9. The method for detecting the living human face based on the tree neural network structure as claimed in claim 1, wherein the living detection is: preprocessing a picture to be detected and inputting the preprocessed picture into a trained human face living body detection model to obtain a result comprising: and determining whether the detected image is a live body 0/1 value and a mask with the size of a non-live body part being 32 × 1 in the image as a detection result, and performing live body judgment on the detection result and non-live body attack type judgment according to the mask to obtain a final live body detection result.

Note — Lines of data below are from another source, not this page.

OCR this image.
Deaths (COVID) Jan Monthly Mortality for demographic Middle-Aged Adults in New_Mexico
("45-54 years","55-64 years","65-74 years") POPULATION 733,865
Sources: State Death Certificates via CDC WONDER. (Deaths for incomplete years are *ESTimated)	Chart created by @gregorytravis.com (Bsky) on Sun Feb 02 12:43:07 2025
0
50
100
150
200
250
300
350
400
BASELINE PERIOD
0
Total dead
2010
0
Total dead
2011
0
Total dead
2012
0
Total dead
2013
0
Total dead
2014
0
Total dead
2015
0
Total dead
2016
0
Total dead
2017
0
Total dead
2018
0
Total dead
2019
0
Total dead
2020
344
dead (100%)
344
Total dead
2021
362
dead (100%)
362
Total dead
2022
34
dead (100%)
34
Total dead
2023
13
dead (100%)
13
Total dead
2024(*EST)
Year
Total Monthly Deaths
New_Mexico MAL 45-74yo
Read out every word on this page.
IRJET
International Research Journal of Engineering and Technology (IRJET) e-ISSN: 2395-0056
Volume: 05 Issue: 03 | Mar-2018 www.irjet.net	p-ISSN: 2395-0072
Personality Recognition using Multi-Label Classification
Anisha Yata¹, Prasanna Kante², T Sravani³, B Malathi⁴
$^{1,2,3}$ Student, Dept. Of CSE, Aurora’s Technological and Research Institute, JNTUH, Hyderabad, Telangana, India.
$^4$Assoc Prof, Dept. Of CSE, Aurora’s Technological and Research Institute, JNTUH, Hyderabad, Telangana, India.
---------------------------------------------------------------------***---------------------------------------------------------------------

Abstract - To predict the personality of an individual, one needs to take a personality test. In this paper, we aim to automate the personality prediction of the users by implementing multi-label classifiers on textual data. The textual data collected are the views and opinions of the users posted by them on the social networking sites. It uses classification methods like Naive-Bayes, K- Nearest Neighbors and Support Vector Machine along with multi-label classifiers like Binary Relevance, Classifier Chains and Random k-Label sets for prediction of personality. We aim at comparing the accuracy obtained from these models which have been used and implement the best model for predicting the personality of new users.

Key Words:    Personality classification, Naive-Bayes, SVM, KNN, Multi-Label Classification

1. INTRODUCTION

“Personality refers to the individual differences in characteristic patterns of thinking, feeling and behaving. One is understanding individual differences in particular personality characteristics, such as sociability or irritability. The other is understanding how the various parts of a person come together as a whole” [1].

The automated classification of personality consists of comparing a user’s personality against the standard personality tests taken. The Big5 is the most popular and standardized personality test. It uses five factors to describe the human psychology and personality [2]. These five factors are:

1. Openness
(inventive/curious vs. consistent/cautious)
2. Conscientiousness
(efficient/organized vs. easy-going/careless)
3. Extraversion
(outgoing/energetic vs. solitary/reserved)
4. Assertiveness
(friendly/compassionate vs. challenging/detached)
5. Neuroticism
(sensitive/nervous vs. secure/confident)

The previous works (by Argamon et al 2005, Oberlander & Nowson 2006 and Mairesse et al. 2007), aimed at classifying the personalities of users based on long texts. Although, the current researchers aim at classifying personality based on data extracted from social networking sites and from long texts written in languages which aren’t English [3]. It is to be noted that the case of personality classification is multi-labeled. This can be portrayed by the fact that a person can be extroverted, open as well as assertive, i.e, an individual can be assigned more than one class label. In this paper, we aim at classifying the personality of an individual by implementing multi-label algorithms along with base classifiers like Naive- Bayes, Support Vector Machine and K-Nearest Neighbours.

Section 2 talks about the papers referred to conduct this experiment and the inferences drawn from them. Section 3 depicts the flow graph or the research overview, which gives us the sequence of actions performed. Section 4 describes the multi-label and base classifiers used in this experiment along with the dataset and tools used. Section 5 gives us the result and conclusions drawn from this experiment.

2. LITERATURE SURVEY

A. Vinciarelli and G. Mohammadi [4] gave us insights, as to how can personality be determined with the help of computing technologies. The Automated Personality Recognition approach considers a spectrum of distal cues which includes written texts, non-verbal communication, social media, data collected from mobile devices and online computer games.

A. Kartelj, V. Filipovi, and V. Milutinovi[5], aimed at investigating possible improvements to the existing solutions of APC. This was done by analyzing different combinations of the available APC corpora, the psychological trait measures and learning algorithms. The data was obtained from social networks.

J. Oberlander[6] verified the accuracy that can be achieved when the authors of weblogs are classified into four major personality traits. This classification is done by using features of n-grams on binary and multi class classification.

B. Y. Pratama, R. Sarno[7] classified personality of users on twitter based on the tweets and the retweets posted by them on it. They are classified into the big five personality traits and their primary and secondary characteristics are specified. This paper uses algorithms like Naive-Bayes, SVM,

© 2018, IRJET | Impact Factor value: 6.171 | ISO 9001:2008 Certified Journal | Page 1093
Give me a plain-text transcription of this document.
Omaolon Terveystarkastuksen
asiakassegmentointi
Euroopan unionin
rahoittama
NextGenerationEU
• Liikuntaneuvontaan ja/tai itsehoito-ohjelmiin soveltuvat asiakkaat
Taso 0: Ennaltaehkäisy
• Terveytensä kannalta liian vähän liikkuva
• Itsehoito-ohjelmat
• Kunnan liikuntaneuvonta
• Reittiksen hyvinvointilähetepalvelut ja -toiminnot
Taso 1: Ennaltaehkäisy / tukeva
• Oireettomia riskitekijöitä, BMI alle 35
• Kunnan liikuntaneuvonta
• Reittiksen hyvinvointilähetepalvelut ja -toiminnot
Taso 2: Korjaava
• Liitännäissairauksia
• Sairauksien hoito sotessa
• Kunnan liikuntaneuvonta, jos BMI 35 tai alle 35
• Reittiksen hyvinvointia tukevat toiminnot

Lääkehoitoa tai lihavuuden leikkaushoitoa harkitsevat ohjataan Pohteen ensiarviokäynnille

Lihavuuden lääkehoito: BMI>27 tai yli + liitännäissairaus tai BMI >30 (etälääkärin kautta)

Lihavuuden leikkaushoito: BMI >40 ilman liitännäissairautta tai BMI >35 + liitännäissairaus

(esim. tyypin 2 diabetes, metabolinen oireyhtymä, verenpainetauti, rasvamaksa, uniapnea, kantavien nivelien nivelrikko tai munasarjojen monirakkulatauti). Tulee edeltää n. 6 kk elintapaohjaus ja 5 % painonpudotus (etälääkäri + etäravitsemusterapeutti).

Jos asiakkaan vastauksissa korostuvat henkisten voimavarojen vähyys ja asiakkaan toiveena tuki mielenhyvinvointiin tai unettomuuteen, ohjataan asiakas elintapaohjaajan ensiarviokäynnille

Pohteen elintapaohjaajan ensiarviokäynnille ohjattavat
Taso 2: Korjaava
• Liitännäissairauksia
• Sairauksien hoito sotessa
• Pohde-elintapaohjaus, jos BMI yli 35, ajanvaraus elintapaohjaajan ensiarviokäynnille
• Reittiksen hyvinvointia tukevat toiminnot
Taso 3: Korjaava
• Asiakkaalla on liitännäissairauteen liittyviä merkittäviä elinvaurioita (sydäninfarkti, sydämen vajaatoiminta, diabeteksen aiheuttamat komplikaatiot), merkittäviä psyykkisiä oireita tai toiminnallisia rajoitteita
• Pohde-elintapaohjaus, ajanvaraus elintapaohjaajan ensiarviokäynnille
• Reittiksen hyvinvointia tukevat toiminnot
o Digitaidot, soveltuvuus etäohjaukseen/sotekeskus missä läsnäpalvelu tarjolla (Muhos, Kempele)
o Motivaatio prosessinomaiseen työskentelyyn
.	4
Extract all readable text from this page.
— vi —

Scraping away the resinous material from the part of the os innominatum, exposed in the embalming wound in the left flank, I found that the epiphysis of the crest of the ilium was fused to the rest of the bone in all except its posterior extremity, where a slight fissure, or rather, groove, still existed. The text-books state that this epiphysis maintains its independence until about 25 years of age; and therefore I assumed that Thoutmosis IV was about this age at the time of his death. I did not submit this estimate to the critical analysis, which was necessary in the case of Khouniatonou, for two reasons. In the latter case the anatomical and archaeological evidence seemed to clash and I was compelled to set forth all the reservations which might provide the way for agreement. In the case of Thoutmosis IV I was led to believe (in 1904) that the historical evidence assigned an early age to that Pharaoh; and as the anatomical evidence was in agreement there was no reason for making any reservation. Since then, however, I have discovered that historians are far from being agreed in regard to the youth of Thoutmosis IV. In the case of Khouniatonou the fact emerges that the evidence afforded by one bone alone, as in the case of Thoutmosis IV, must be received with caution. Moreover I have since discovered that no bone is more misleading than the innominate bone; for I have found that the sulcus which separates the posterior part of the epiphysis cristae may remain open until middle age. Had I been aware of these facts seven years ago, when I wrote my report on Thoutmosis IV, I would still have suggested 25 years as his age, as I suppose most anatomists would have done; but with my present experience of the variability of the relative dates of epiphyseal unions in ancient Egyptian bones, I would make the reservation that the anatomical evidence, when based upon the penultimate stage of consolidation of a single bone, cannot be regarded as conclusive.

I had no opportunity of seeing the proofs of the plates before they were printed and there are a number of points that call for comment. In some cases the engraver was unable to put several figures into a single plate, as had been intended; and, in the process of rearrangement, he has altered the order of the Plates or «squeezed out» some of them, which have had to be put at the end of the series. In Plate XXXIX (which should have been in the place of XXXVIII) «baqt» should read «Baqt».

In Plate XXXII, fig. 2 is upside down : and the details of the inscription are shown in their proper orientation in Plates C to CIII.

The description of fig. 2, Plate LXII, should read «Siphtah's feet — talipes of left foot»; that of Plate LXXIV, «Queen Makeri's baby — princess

10. A system for implementing the method of any preceding claim, comprising: the system comprises a data preprocessing unit and a face living body detection unit, wherein the data preprocessing unit receives and preprocesses a picture to be detected, processes the picture into a picture which only contains a face part and has a fixed size, and inputs the picture into the face living body detection unit; the human face living body detection unit is connected with the data preprocessing unit, receives the picture data after data preprocessing, performs living body detection on the human face in the picture, and generates the probability that the human face in the picture is a non-living body and a mask of the non-living body part in the picture.